Circus is like a gateway drug for audiences. It’s on these rickety bleaches that the crowd succumbs to “The Show” and becomes The Audience. An audience can’t just sit there, like they’re watching the telly. An audience has to gasp, squeal, ooo-and-ahh, shout, clap, pound their feet and belly-laugh like they mean it. Watching the little kids, you can see how it’s done. Peaking on coke and floss, these kids are edgy with excitement. When the clown shouts “We Will We Will” these kids take it as a wero and chant back “Rock You!” Their dads are right their with them. Six of them end up in the ring with the clown, playing teeny tiny bells on command.
Weber Bros has many of the elements of a traditional circus – although all animals are long gone – but with a kind of retro cool modern aesthetic.
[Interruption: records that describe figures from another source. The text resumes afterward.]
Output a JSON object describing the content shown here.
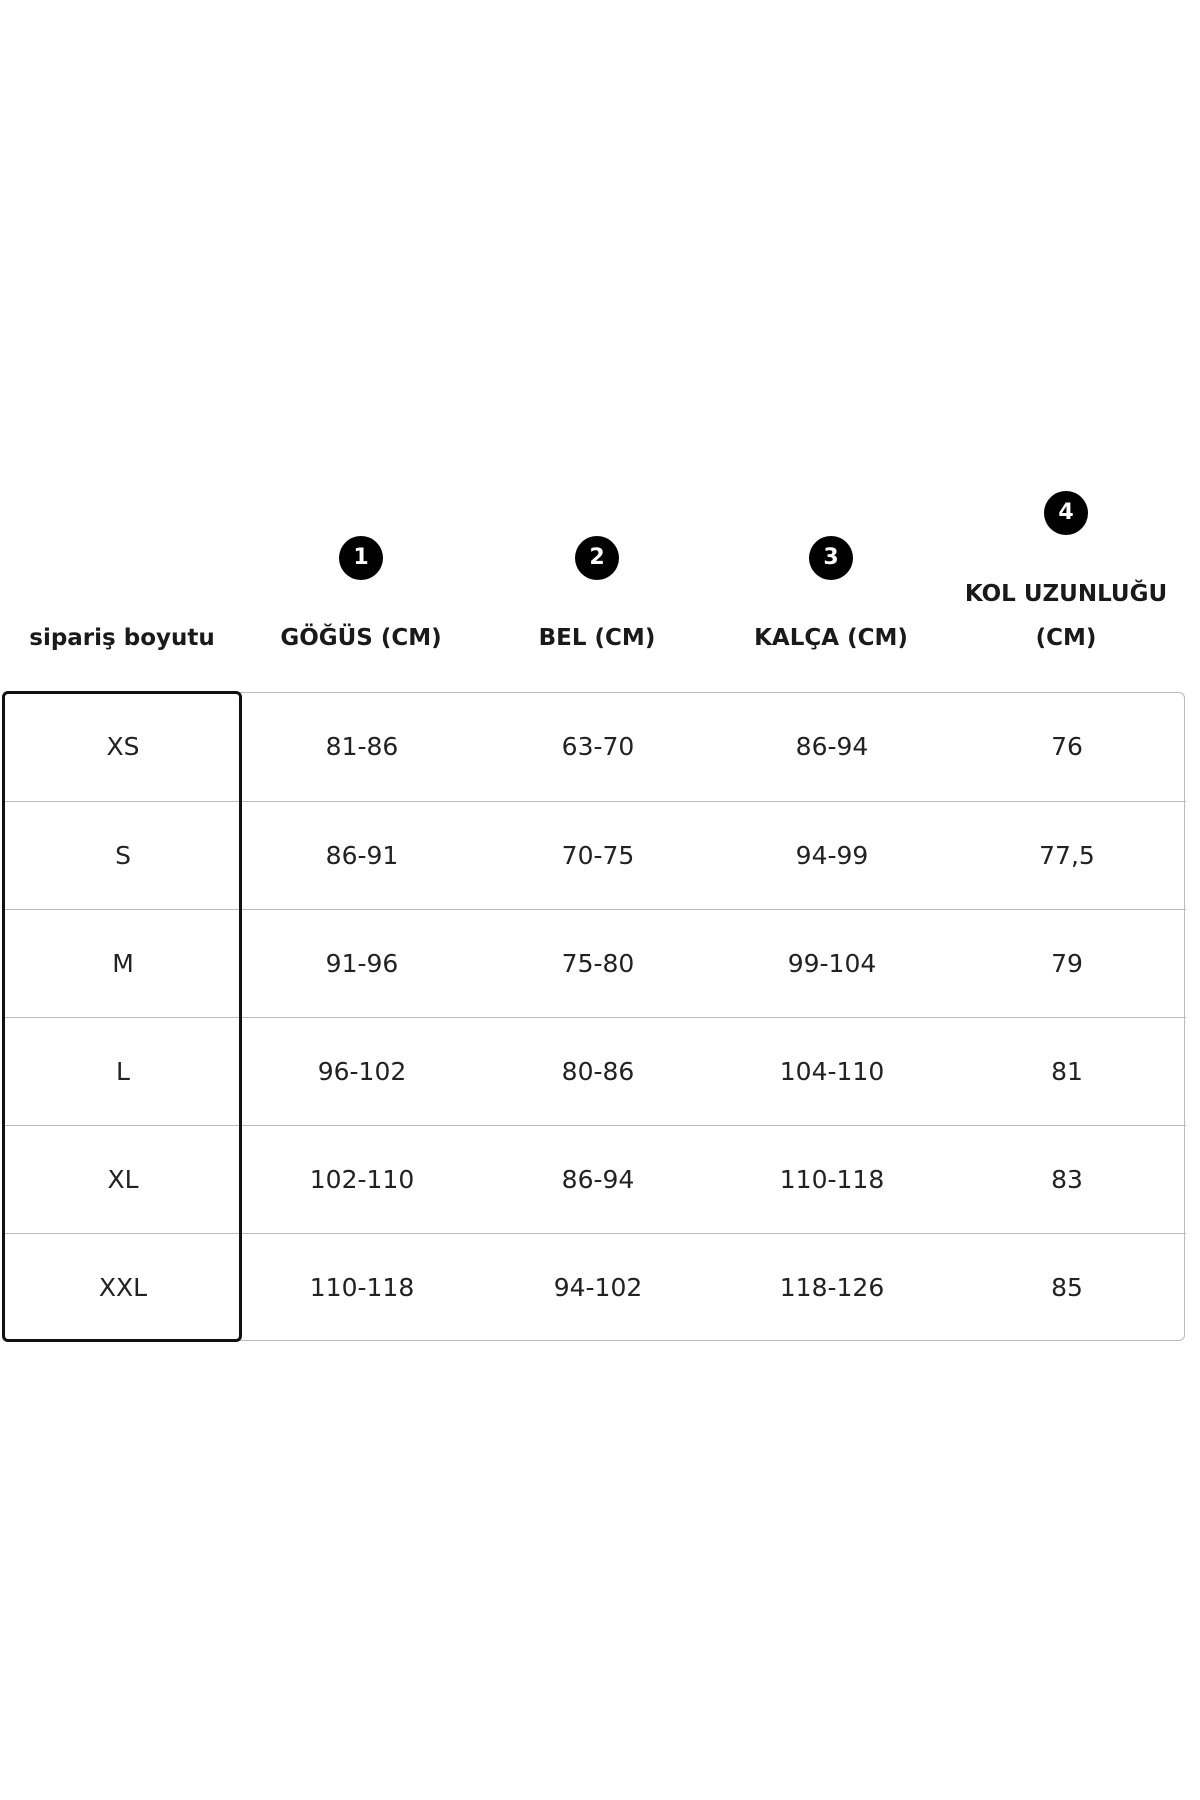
{
  "headers": [
    {
      "label": "sipariş boyutu",
      "number": ""
    },
    {
      "label": "GÖĞÜS (CM)",
      "number": "1"
    },
    {
      "label": "BEL (CM)",
      "number": "2"
    },
    {
      "label": "KALÇA (CM)",
      "number": "3"
    },
    {
      "label_line1": "KOL UZUNLUĞU",
      "label_line2": "(CM)",
      "number": "4"
    }
  ],
  "rows": [
    [
      "XS",
      "81-86",
      "63-70",
      "86-94",
      "76"
    ],
    [
      "S",
      "86-91",
      "70-75",
      "94-99",
      "77,5"
    ],
    [
      "M",
      "91-96",
      "75-80",
      "99-104",
      "79"
    ],
    [
      "L",
      "96-102",
      "80-86",
      "104-110",
      "81"
    ],
    [
      "XL",
      "102-110",
      "86-94",
      "110-118",
      "83"
    ],
    [
      "XXL",
      "110-118",
      "94-102",
      "118-126",
      "85"
    ]
  ]
}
Like the future we imagined when we were all 12. Fluoro paint and lazers, spandex and studded denim. The kid next to me marvels when the white light makes her shoelaces glow. “Welcome to the future” I tell her. There’s the clown and the aerial acrobats, the cannon ball, the “Globe of Doom” where two motorbikes ride 360 degrees inside a metal ball. The big finale is motorbikes zooming up a ramp, sailing high above the ring, landing with a clatter in the darkness of the far side. My favourite act is the very simple but extremely well crafted Quick Change Dance. I’ve seen this on TV but I am literally out of my seat seeing it in the flesh (so to speak). The glue that holds the whole thing together is the classic clown and the tiny ring master wearing a lace doily and sporting a huge voice. (At the intermission I see her from a distance in her trailer wrapped in a red dressing gown. A little boy runs past, “Mum, I’m going to the toilet,” he shouts at her. “All right love,” she calls back. Ahh the gypsy life of carnie folk).
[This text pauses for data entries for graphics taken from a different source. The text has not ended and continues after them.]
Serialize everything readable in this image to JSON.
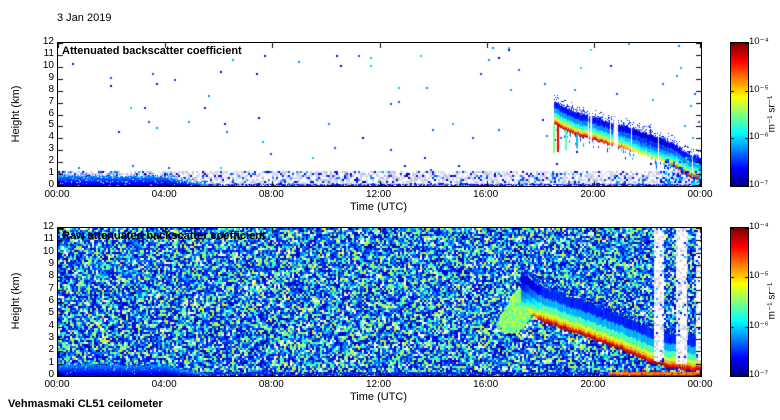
{
  "page": {
    "date_label": "3 Jan 2019",
    "instrument_label": "Vehmasmaki CL51 ceilometer"
  },
  "chart_data": [
    {
      "type": "heatmap",
      "title": "Attenuated backscatter coefficient",
      "xlabel": "Time (UTC)",
      "ylabel": "Height (km)",
      "x_range_hours": [
        0,
        24
      ],
      "x_tick_hours": [
        0,
        4,
        8,
        12,
        16,
        20,
        24
      ],
      "x_tick_labels": [
        "00:00",
        "04:00",
        "08:00",
        "12:00",
        "16:00",
        "20:00",
        "00:00"
      ],
      "y_range_km": [
        0,
        12
      ],
      "y_tick_km": [
        0,
        1,
        2,
        3,
        4,
        5,
        6,
        7,
        8,
        9,
        10,
        11,
        12
      ],
      "colorbar": {
        "scale": "log",
        "range_min": "1e-7",
        "range_max": "1e-4",
        "tick_labels": [
          "10⁻⁴",
          "10⁻⁵",
          "10⁻⁶",
          "10⁻⁷"
        ],
        "units": "m⁻¹ sr⁻¹",
        "colormap": "jet"
      },
      "features": {
        "surface_noise": {
          "h_top": 1.25,
          "gray_frac": 0.5,
          "blue_frac": 0.16
        },
        "surface_line": {
          "h_top": 0.12,
          "density": 0.7
        },
        "sparse_specks": {
          "density": 0.0045
        },
        "aerosol_blob": {
          "t0": 0,
          "t1": 5.6,
          "h_peak": 0.85
        },
        "band": {
          "points": [
            [
              18.55,
              5.15,
              1
            ],
            [
              19.0,
              4.6,
              1
            ],
            [
              19.5,
              4.15,
              1
            ],
            [
              20.0,
              3.8,
              1
            ],
            [
              20.5,
              3.5,
              0.95
            ],
            [
              21.0,
              3.2,
              0.85
            ],
            [
              21.5,
              2.85,
              0.7
            ],
            [
              22.0,
              2.5,
              0.6
            ],
            [
              22.5,
              2.1,
              0.65
            ],
            [
              23.0,
              1.6,
              0.85
            ],
            [
              23.4,
              0.95,
              1
            ],
            [
              23.7,
              0.6,
              1
            ],
            [
              24,
              0.5,
              1
            ]
          ],
          "layers": [
            [
              0,
              0.15,
              0.95
            ],
            [
              0.15,
              0.28,
              0.84
            ],
            [
              0.28,
              0.42,
              0.68
            ],
            [
              0.42,
              0.65,
              0.55
            ],
            [
              0.65,
              0.95,
              0.42
            ],
            [
              0.95,
              1.35,
              0.28
            ],
            [
              1.35,
              1.9,
              0.14
            ]
          ],
          "halo": 0.8,
          "virga": true,
          "dropout": 0.04
        },
        "streaks": [
          {
            "t": 18.5,
            "len": 2.4,
            "v": 0.5
          },
          {
            "t": 18.63,
            "len": 2.2,
            "v": 0.9
          },
          {
            "t": 18.95,
            "len": 1.7,
            "v": 0.45
          },
          {
            "t": 19.35,
            "len": 1.1,
            "v": 0.3
          }
        ],
        "white_gaps": [
          {
            "t": 19.9,
            "w": 0.07
          },
          {
            "t": 20.8,
            "w": 0.12
          }
        ],
        "speckle_cloud": {
          "t0": 22.6,
          "t1": 24,
          "h0": 0.1,
          "h1": 2.4,
          "density": 0.3,
          "v0": 0.06,
          "v1": 0.4
        }
      }
    },
    {
      "type": "heatmap",
      "title": "Raw attenuated backscatter coefficient",
      "xlabel": "Time (UTC)",
      "ylabel": "Height (km)",
      "x_range_hours": [
        0,
        24
      ],
      "x_tick_hours": [
        0,
        4,
        8,
        12,
        16,
        20,
        24
      ],
      "x_tick_labels": [
        "00:00",
        "04:00",
        "08:00",
        "12:00",
        "16:00",
        "20:00",
        "00:00"
      ],
      "y_range_km": [
        0,
        12
      ],
      "y_tick_km": [
        0,
        1,
        2,
        3,
        4,
        5,
        6,
        7,
        8,
        9,
        10,
        11,
        12
      ],
      "colorbar": {
        "scale": "log",
        "range_min": "1e-7",
        "range_max": "1e-4",
        "tick_labels": [
          "10⁻⁴",
          "10⁻⁵",
          "10⁻⁶",
          "10⁻⁷"
        ],
        "units": "m⁻¹ sr⁻¹",
        "colormap": "jet"
      },
      "features": {
        "full_noise": {
          "white_frac": 0.08,
          "green_frac": 0.3,
          "yellow_frac": 0.03
        },
        "aerosol_blob": {
          "t0": 0,
          "t1": 5.6,
          "h_peak": 0.9
        },
        "bottom_layer": {
          "h_top": 0.32,
          "density": 0.75
        },
        "plume": {
          "path": [
            [
              16.85,
              4.2
            ],
            [
              17.15,
              5.3
            ],
            [
              17.45,
              6.4
            ],
            [
              17.8,
              6.9
            ],
            [
              18.15,
              6.0
            ],
            [
              18.5,
              5.1
            ]
          ],
          "radius": 0.75
        },
        "band": {
          "points": [
            [
              17.3,
              5.6,
              0.5
            ],
            [
              17.7,
              4.9,
              0.75
            ],
            [
              18.1,
              4.35,
              1
            ],
            [
              18.6,
              4.0,
              1
            ],
            [
              19.2,
              3.5,
              1
            ],
            [
              19.8,
              3.05,
              1
            ],
            [
              20.4,
              2.6,
              1
            ],
            [
              21.0,
              2.1,
              1
            ],
            [
              21.6,
              1.55,
              1
            ],
            [
              22.2,
              1.0,
              1
            ],
            [
              22.8,
              0.65,
              1
            ],
            [
              23.4,
              0.45,
              1
            ],
            [
              24,
              0.4,
              1
            ]
          ],
          "layers": [
            [
              0,
              0.18,
              0.95
            ],
            [
              0.18,
              0.35,
              0.85
            ],
            [
              0.35,
              0.55,
              0.7
            ],
            [
              0.55,
              0.9,
              0.58
            ],
            [
              0.9,
              1.4,
              0.45
            ],
            [
              1.4,
              2.0,
              0.3
            ],
            [
              2.0,
              2.8,
              0.16
            ]
          ],
          "halo": 1.0,
          "virga": false,
          "dropout": 0
        },
        "stripes": [
          {
            "t0": 22.25,
            "t1": 22.6,
            "h0": 1.2
          },
          {
            "t0": 23.1,
            "t1": 23.45,
            "h0": 0.9
          },
          {
            "t0": 23.85,
            "t1": 24,
            "h0": 1.1
          }
        ],
        "surface_red": {
          "t0": 20.6,
          "t1": 24,
          "h_top": 0.3
        }
      }
    }
  ]
}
Weber Bros is a family run circus. Harry Weber is the man in charge and he comes from a long line of circus people. He and his wife have 7 children many of whom perform in the show. I googled to fact check later but even during the show that romantic air of a family on the road together is evident. There’s the burlies and the girlies, the stunt-men and the concession stand attendants, the swarthy brothers who are ushers at intermission and acrobats in the second half, and the lady who takes the tickets who really is the Mother of them all.
It’s a kind of performance art that has a rich history still very alive in the show we see today. Many festival acts take inspiration from circus or use the motifs, set-ups and rhythms as source material. Having circus as a genre so fresh in my mind seems a good way to set off into the busy few weeks ahead. I hope the enthusiasm of the circus crowd is echoed at the festivals. It takes a good audience to make a great show. (And it takes a ton of candy floss to make a good audience!)